May we all heal soon.
hugs to you
Cathi
pghbekka
Dear Missing B,
I am so sorry for your loss. I know you feel bad that you couldn't be with her, but you didn't let her down. You obviously loved her very much, and she was just as obviously devoted to you. Maybe she wanted to spare you the pain of being there.

Ypour tribute to her is very beautiful.

pghbekka
LittleGirl'sMommy
I'm sorry for your heartache! You and your precious B were truly lucky to have each other. And, you will be together again. smile.gif

In the meantime, B is experiencing only bliss because I have no doubt that her sweet spirit is in the realm where there's no emotional or physical pain and no sense of separation from loved ones (all the things that we who are still in our physical bodies have to experience sad.gif ). She is fine.
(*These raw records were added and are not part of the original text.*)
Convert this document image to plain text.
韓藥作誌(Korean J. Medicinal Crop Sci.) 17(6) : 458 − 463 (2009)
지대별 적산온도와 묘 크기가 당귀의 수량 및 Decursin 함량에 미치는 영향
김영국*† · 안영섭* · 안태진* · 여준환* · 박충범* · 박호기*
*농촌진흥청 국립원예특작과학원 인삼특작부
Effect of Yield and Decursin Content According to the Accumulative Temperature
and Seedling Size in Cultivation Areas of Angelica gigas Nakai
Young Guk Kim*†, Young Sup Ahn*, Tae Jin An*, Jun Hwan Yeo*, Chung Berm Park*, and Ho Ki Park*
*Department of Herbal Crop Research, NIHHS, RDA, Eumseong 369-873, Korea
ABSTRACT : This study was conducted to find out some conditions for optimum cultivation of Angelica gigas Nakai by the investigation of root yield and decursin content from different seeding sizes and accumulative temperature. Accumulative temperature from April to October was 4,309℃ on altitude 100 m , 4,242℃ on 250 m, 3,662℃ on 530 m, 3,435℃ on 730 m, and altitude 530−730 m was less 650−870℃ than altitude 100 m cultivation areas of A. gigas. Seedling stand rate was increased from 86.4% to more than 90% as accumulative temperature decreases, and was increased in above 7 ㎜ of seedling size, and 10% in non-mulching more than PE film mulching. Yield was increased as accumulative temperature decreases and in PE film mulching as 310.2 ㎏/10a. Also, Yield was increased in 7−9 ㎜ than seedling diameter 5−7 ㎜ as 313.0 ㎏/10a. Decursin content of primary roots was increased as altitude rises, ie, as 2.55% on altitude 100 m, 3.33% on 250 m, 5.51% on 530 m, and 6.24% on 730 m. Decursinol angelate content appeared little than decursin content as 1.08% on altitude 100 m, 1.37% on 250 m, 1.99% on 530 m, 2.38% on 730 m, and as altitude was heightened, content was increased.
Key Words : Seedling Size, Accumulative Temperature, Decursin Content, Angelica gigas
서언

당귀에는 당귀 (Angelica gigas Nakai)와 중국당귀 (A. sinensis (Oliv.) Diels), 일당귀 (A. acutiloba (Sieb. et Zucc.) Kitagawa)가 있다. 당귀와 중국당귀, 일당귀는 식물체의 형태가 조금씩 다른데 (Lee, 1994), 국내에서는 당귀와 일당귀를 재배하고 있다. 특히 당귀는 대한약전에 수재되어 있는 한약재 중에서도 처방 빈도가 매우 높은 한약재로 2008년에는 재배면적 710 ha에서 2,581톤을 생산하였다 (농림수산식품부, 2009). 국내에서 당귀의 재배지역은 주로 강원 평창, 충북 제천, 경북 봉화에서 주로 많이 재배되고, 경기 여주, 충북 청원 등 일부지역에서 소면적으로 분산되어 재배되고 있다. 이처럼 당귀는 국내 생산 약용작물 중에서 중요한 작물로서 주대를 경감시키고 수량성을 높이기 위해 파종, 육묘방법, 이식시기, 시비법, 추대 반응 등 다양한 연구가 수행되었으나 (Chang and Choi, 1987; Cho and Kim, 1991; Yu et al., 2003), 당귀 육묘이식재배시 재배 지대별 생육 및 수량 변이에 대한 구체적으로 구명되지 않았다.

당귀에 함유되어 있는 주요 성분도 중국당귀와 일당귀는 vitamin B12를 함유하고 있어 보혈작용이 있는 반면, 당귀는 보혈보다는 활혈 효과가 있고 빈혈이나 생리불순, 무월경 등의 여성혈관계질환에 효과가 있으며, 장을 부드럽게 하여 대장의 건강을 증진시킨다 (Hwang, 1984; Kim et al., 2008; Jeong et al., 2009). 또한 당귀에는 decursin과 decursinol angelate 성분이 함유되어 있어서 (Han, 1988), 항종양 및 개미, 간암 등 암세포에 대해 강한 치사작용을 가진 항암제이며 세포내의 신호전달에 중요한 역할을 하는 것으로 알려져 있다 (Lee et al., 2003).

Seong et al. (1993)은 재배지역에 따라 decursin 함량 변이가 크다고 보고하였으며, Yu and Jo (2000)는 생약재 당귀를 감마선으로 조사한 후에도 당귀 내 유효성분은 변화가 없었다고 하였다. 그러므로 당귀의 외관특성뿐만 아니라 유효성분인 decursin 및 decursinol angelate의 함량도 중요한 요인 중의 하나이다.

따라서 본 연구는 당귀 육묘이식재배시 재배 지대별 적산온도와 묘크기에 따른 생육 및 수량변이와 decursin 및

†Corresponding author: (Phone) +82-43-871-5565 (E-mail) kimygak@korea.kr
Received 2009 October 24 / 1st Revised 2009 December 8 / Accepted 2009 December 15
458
She wants you to be okay, just as you would want that for her if the roles had been reversed. wub.gif

Try and take good care of yourself. Do you have other lucky furkids to care for? Just wondering. Sometimes that can be a good thing, knowing that you are passing on more love to others who would be lucky enough to receive it.

You're in my Prayers,
Kathy
missingB
Kathy,
I do have another cat but it is different he is a stray that I adopted me recently and he was beat up pretty bad by someone. I know in time he will become a great baby but he he still has a few trust issue to work through. It has been only since August but everyday he is getting better and better. B an him never saw eye to eye she was the Queen of the roost say to speak. Always a one person baby. I don't even think Q (the stray baby) is misses her at all. I think he is happy that he can walk around ad not get hissed at. Lay on the bed without having to avoid my B. I am trying to hold hi close but like I said he does not seem ready for that. He is very affectionate and loves to ave his belly rubbed but is not one to squeeze and bump heads or let me blow in his ears. And this is the first ca I have ever seen who does not like his neck rubbed. I think in time he will like this ad having his ears scratch. I am not sure he is helping to much right now though. I was kind of a one kitty mom too.